1 US gallon = 3.785 litres. Multiply gallons by 3.785 to get litres. A 55-gallon tank holds 208 litres. For UK gallons, multiply by 4.546. This calculator accepts both units and converts automatically.
How do I calculate how much substrate I need?
For a 5 cm (2 inch) substrate layer: Volume (L) = Length (cm) × Width (cm) × 5 / 1000. For a 100×40 cm base, that is 100 × 40 × 5 / 1000 = 20 litres of substrate. Coarse gravel has a density of about 1.5 kg/L, so 20 litres ≈ 30 kg.
What wattage heater do I need?
A general rule is 1 watt per litre for tanks in rooms that are 5–10°C cooler than the target water temperature. For a 100-litre tank aiming for 26°C in a 20°C room: 100 W. In a colder room (10°C difference), use 2 W/L. Always use two smaller heaters rather than one large one for redundancy.
How much water change should I do per week?

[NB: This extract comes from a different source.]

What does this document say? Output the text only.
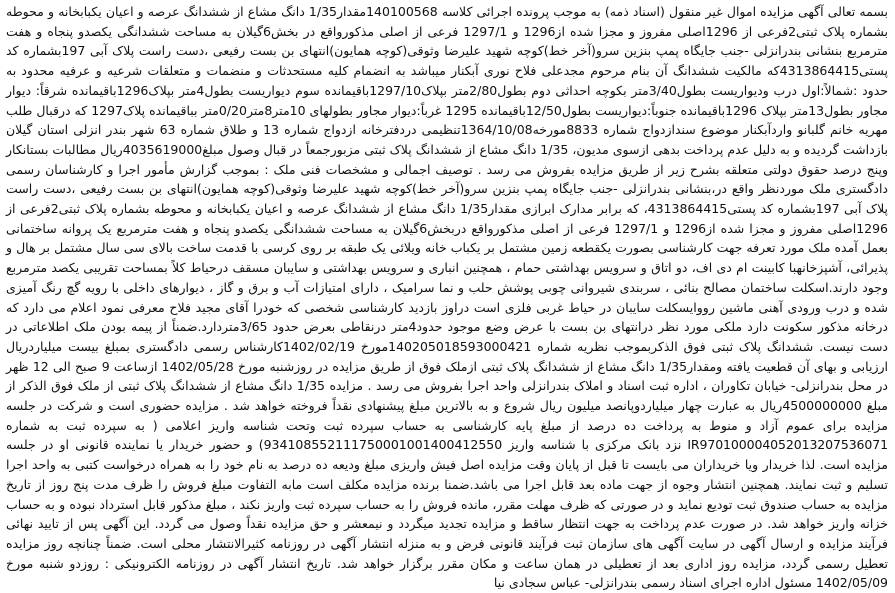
بسمه تعالی آگهی مزایده اموال غیر منقول (اسناد ذمه) به موجب پرونده اجرائی کلاسه 140100568مقدار1/35 دانگ مشاع از ششدانگ عرصه و اعیان یکبابخانه و محوطه بشماره پلاک ثبتی2فرعی از 1296اصلی مفروز و مجزا شده از1296 و 1297/1 فرعی از اصلی مذکورواقع در بخش6گیلان به مساحت ششدانگی یکصدو پنجاه و هفت مترمربع بنشانی بندرانزلی -جنب جایگاه پمپ بنزین سرو(آخر خط)کوچه شهید علیرضا وثوقی(کوچه همایون)انتهای بن بست رفیعی ،دست راست پلاک آبی 197بشماره کد پستی4313864415که مالکیت ششدانگ آن بنام مرحوم مجدعلی فلاح نوری آبکنار میباشد به انضمام کلیه مستحدثات و منضمات و متعلقات شرعیه و عرفیه محدود به حدود :شمالاً:اول درب وديواريست بطول3/40متر بکوچه احداثی دوم بطول2/80متر بپلاک1297/10باقیمانده سوم دیواریست بطول4متر بپلاک1296باقیمانده شرقاً: دیوار مجاور بطول13متر بپلاک 1296باقیمانده جنوباً:دیواریست بطول12/50باقیمانده 1295 غرباً:دیوار مجاور بطولهای 10متر8متر0/20متر بباقیمانده پلاک1297 که درقبال طلب مهریه خانم گلبانو واردآبکنار موضوع سندازدواج شماره 8833مورخه1364/10/08تنظیمی دردفترخانه ازدواج شماره 13 و طلاق شماره 63 شهر بندر انزلی استان گیلان بازداشت گردیده و به دلیل عدم پرداخت بدهی ازسوی مدیون، 1/35 دانگ مشاع از ششدانگ پلاک ثبتی مزبورجمعاً در قبال وصول مبلغ4035619000ریال مطالبات بستانکار وپنج درصد حقوق دولتی متعلقه بشرح زیر از طریق مزایده بفروش می رسد . توصیف اجمالی و مشخصات فنی ملک : بموجب گزارش مأمور اجرا و کارشناسان رسمی دادگستری ملک موردنظر واقع در،بنشانی بندرانزلی -جنب جایگاه پمپ بنزین سرو(آخر خط)کوچه شهید علیرضا وثوقی(کوچه همایون)انتهای بن بست رفیعی ،دست راست پلاک آبی 197بشماره کد پستی4313864415، که برابر مدارک ابرازی مقدار1/35 دانگ مشاع از ششدانگ عرصه و اعیان یکبابخانه و محوطه بشماره پلاک ثبتی2فرعی از 1296اصلی مفروز و مجزا شده از1296 و 1297/1 فرعی از اصلی مذکورواقع دربخش6گیلان به مساحت ششدانگی یکصدو پنجاه و هفت مترمربع یک پروانه ساختمانی بعمل آمده ملک مورد تعرفه جهت کارشناسی بصورت یکقطعه زمین مشتمل بر یکباب خانه ویلائی یک طبقه بر روی کرسی با قدمت ساخت بالای سی سال مشتمل بر هال و پذیرائی، آشپزخانهبا کابینت ام دی اف، دو اتاق و سرویس بهداشتی حمام ، همچنین انباری و سرویس بهداشتی و سایبان مسقف درحیاط کلاً بمساحت تقریبی یکصد مترمربع وجود دارند.اسکلت ساختمان مصالح بنائی ، سربندی شیروانی چوبی پوشش حلب و نما سرامیک ، دارای امتیازات آب و برق و گاز ، دیوارهای داخلی با رویه گچ رنگ آمیزی شده و درب ورودی آهنی ماشین رووایسکلت سایبان در حیاط غربی فلزی است دراوز بازدید کارشناسی شخصی که خودرا آقای مجید فلاح معرفی نمود اعلام می دارد که درخانه مذکور سکونت دارد ملکی مورد نظر درانتهای بن بست با عرض وضع موجود حدود4متر درنقاطی بعرض حدود 3/65متردارد.ضمناً از پیمه بودن ملک اطلاعاتی در دست نیست. ششدانگ پلاک ثبتی فوق الذکربموجب نظریه شماره 140205018593000421مورخ 1402/02/19کارشناس رسمی دادگستری بمبلغ بیست میلیاردریال ارزیابی و بهای آن قطعیت یافته ومقدار1/35 دانگ مشاع از ششدانگ پلاک ثبتی ازملک فوق از طریق مزایده در روزشنبه مورخ 1402/05/28 ازساعت 9 صبح الی 12 ظهر در محل بندرانزلی- خیابان تکاوران ، اداره ثبت اسناد و املاک بندرانزلی واحد اجرا بفروش می رسد . مزایده 1/35 دانگ مشاع از ششدانگ پلاک ثبتی از ملک فوق الذکر از مبلغ 4500000000ریال به عبارت چهار میلیاردوپانصد میلیون ریال شروع و به بالاترین مبلغ پیشنهادی نقداً فروخته خواهد شد . مزایده حضوری است و شرکت در جلسه مزایده برای عموم آزاد و منوط به پرداخت ده درصد از مبلغ پایه کارشناسی به حساب سپرده ثبت وتحت شناسه واریز اعلامی ( به سپرده ثبت به شماره IR970100004052013207536071 نزد بانک مرکزی با شناسه واریز 934108552111750001001400412550) و حضور خریدار یا نماینده قانونی او در جلسه مزایده است. لذا خریدار ویا خریداران می بایست تا قبل از پایان وقت مزایده اصل فیش واریزی مبلغ ودیعه ده درصد به نام خود را به همراه درخواست کتبی به واحد اجرا تسلیم و ثبت نمایند. همچنین انتشار وجوه از جهت ماده بعد قابل اجرا می باشد.ضمنا برنده مزایده مکلف است مابه التفاوت مبلغ فروش را ظرف مدت پنج روز از تاریخ مزایده به حساب صندوق ثبت تودیع نماید و در صورتی که ظرف مهلت مقرر، مانده فروش را به حساب سپرده ثبت واریز نکند ، مبلغ مذکور قابل استرداد نبوده و به حساب خزانه واریز خواهد شد. در صورت عدم پرداخت به جهت انتظار ساقط و مزایده تجدید میگردد و نیمعشر و حق مزایده نقداً وصول می گردد. این آگهی پس از تایید نهائی فرآیند مزایده و ارسال آگهی در سایت آگهی های سازمان ثبت فرآیند قانونی فرض و به منزله انتشار آگهی در روزنامه کثیرالانتشار محلی است. ضمناً چنانچه روز مزایده تعطیل رسمی گردد، مزایده روز اداری بعد از تعطیلی در همان ساعت و مکان مقرر برگزار خواهد شد. تاریخ انتشار آگهی در روزنامه الکترونیکی : روزدو شنبه مورخ 1402/05/09 مسئول اداره اجرای اسناد رسمی بندرانزلی- عباس سجادی نیا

For a typical community aquarium, a 25–30% water change per week maintains water quality. Heavily stocked tanks may need 50% weekly. Lightly stocked, heavily planted tanks may do fine with 10–15% weekly. Consistent partial changes are better than infrequent large ones.
How do I calculate salt for a brackish or marine tank?
For marine tanks, aim for 35 ppt (parts per thousand) salinity — roughly 35 g of salt per litre. For a 200-litre tank: 200 × 35 = 7,000 g (7 kg) of marine salt. Always dissolve salt in a bucket before adding to the tank, and verify with a refractometer.